Voyons d’abord le côté positif des choses : les dernières années marquent le retour de l’industrie. Investissements records, création d’emplois de qualité, regain de la recherche privée, digitalisation des processus de production et imbrication croissante de produits physiques et de services. Aujourd’hui, industrie et services ne sont plus simplement complémentaires mais inextricablement liés. Ceci rend d’ailleurs l’exercice de rendre visible la part de l’activité industrielle exprimée en parts du PIB pour le moins périlleux.
En écoutant attentivement le discours politique sur ces sujets de première importance, je suis au regret de constater que le grand rendez-vous démocratique du 14 octobre a quelque peu refroidi les ardeurs industrielles de nos représentants. Certains avancent des secteurs de développement prioritaires qui n’en sont pas, comme l’économie circulaire. D’autres s’évertuent à utiliser la théorie des « clusters » afin de justifier une politique sélective (arbitraire) de développement du tissu industriel et technologique. Et finalement nous trouvons les chantres de l’économie de proximité qui me rappellent une place de marché au Moyen-Âge.

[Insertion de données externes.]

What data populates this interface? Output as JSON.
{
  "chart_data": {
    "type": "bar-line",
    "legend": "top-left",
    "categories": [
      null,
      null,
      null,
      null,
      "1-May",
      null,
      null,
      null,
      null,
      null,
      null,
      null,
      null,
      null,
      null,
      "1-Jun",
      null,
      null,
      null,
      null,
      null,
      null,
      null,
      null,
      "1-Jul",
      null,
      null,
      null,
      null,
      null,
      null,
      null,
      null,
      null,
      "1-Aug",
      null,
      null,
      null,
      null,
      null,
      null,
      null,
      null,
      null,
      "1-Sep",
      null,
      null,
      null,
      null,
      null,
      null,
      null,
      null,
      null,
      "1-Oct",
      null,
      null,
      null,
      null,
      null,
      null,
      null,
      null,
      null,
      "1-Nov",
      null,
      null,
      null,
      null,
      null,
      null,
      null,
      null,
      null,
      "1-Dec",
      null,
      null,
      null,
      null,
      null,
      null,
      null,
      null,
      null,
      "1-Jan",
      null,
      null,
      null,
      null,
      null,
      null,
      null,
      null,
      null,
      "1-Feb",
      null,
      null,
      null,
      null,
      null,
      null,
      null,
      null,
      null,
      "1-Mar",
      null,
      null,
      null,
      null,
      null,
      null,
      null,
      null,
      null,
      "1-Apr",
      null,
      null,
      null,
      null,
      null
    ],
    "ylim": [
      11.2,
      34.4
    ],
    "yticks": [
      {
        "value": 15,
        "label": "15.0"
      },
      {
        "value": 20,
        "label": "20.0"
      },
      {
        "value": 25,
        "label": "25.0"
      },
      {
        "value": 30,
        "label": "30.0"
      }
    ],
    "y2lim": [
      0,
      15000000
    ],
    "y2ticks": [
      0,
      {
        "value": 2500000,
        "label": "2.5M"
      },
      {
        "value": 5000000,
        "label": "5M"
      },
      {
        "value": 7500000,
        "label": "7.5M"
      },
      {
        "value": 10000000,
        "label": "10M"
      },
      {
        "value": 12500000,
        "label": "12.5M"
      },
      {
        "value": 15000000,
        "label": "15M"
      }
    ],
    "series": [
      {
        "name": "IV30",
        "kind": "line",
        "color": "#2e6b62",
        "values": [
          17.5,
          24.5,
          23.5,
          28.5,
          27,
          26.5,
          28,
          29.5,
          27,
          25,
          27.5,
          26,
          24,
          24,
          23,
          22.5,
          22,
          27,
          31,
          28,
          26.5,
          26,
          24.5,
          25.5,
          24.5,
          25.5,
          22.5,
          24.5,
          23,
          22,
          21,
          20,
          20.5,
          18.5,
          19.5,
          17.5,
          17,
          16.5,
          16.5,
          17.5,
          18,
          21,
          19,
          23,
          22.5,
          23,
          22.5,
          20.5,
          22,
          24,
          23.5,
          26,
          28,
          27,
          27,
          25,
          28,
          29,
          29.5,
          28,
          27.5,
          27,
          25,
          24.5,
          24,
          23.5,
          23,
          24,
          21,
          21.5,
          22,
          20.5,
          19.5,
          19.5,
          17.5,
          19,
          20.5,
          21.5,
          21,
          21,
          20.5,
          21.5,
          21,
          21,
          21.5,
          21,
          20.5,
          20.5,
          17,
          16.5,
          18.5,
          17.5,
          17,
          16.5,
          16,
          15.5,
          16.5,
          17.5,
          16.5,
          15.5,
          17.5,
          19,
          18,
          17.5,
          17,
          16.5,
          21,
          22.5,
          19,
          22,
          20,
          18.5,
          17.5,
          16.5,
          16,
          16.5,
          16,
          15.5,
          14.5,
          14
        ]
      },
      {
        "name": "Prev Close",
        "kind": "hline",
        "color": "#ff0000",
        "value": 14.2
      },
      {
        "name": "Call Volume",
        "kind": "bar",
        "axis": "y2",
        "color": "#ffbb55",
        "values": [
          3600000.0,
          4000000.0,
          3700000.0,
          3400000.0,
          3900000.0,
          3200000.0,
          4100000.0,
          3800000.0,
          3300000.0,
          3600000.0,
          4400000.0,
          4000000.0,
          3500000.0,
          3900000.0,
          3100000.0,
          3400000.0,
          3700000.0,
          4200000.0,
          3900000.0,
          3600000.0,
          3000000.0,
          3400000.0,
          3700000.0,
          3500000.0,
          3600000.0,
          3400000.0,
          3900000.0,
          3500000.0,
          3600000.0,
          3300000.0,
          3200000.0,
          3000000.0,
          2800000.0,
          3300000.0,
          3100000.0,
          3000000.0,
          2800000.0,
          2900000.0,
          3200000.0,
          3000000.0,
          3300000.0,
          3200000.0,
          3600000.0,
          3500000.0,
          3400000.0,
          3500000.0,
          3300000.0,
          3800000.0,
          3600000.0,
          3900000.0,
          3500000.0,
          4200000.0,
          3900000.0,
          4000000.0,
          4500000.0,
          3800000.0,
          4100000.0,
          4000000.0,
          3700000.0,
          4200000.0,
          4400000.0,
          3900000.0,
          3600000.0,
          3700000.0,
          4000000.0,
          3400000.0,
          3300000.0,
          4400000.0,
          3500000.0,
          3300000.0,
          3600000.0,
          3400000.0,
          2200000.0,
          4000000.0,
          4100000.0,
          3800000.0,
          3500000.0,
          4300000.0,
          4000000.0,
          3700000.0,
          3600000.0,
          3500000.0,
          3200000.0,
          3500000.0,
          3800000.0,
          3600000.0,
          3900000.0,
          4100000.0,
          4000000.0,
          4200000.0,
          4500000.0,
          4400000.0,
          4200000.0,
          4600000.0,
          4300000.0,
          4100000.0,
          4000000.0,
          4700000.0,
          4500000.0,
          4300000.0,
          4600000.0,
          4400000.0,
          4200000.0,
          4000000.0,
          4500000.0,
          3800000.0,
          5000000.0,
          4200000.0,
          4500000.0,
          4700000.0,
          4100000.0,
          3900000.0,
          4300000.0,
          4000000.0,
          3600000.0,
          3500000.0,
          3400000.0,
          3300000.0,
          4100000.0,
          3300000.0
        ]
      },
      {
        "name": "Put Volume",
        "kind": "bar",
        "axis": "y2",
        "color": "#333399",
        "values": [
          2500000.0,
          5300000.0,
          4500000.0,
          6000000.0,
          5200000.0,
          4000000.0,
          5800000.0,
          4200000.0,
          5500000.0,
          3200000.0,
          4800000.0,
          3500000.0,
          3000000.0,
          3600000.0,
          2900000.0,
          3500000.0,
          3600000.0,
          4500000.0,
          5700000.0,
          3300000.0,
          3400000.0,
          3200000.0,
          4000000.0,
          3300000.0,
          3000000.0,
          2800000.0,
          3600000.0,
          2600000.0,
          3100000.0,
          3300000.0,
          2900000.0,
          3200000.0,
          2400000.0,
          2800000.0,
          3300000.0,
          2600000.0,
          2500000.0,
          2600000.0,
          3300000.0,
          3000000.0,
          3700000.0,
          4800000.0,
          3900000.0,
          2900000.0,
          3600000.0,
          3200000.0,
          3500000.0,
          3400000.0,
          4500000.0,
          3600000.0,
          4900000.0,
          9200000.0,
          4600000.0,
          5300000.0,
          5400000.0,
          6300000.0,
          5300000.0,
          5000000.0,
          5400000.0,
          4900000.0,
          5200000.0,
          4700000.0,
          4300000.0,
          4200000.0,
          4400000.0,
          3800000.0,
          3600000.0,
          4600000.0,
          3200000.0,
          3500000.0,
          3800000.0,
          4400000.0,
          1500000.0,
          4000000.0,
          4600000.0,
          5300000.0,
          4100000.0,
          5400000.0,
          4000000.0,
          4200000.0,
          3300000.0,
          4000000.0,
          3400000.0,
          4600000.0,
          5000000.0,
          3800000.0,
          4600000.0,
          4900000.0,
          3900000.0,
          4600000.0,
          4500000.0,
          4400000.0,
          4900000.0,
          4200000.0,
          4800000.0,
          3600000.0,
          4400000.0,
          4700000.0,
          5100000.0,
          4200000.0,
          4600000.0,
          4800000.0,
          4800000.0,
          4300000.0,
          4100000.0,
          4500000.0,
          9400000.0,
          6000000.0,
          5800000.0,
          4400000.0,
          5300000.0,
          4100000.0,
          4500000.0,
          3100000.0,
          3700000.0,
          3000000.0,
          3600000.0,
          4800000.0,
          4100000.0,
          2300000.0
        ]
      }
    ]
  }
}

Le débat est particulièrement réducteur et possède une constante propre à la majorité des grands partis : le message subliminal est anti-industriel. Il est destiné à rassurer une majorité d’électeurs vivant dans le confort et la sécurité – annuellement améliorés de façon significative – de secteurs protégés très éloignés des usines.
Essayons de mettre un peu d’ordre dans tout ça. Non, l’économie circulaire n’est pas un synonyme pour une politique industrielle digne de ce nom. Les principes de l’économie circulaires sont appliqués par l’industrie depuis plus de 150 ans. La récupération des gaz des hauts-fourneaux pour produire de l’électricité n’est qu’un exemple parmi d’autres.
Non, une politique industrielle pour le Luxembourg basée sur la théorie des « clusters » ne peut pas fonctionner, ni le tissu industriel sur notre territoire être morcelé en clusters. Les industries de l’acier, du pneu, du verre, de la batterie, de la chimie, des composants automobiles, du satellite ou du software, appuyées par les services comme les infrastructures informatiques (centres de données, connectivité, cybersecurité, 5G), la logistique, les métiers du droit, de la fiscalité et de l’audit, ne sont pas des concurrents. Ils n’ont pas de clients communs. Le seul « cluster » que Michael Porter, le père de la théorie, reconnaitrait comme tel au Luxembourg est celui des fonds d’investissement construit sur la réglementation européenne Ucits et AIFM. Refuser un investissement industriel sur la base qu’un tel acteur n’existe pas encore à Luxembourg équivaut à nier le développement et la nature propre de l’industrie dans ce pays. À l’opposé, calquer la démarche de prospection nationale en fonction du tissu industriel et technologique existant est tout aussi faux.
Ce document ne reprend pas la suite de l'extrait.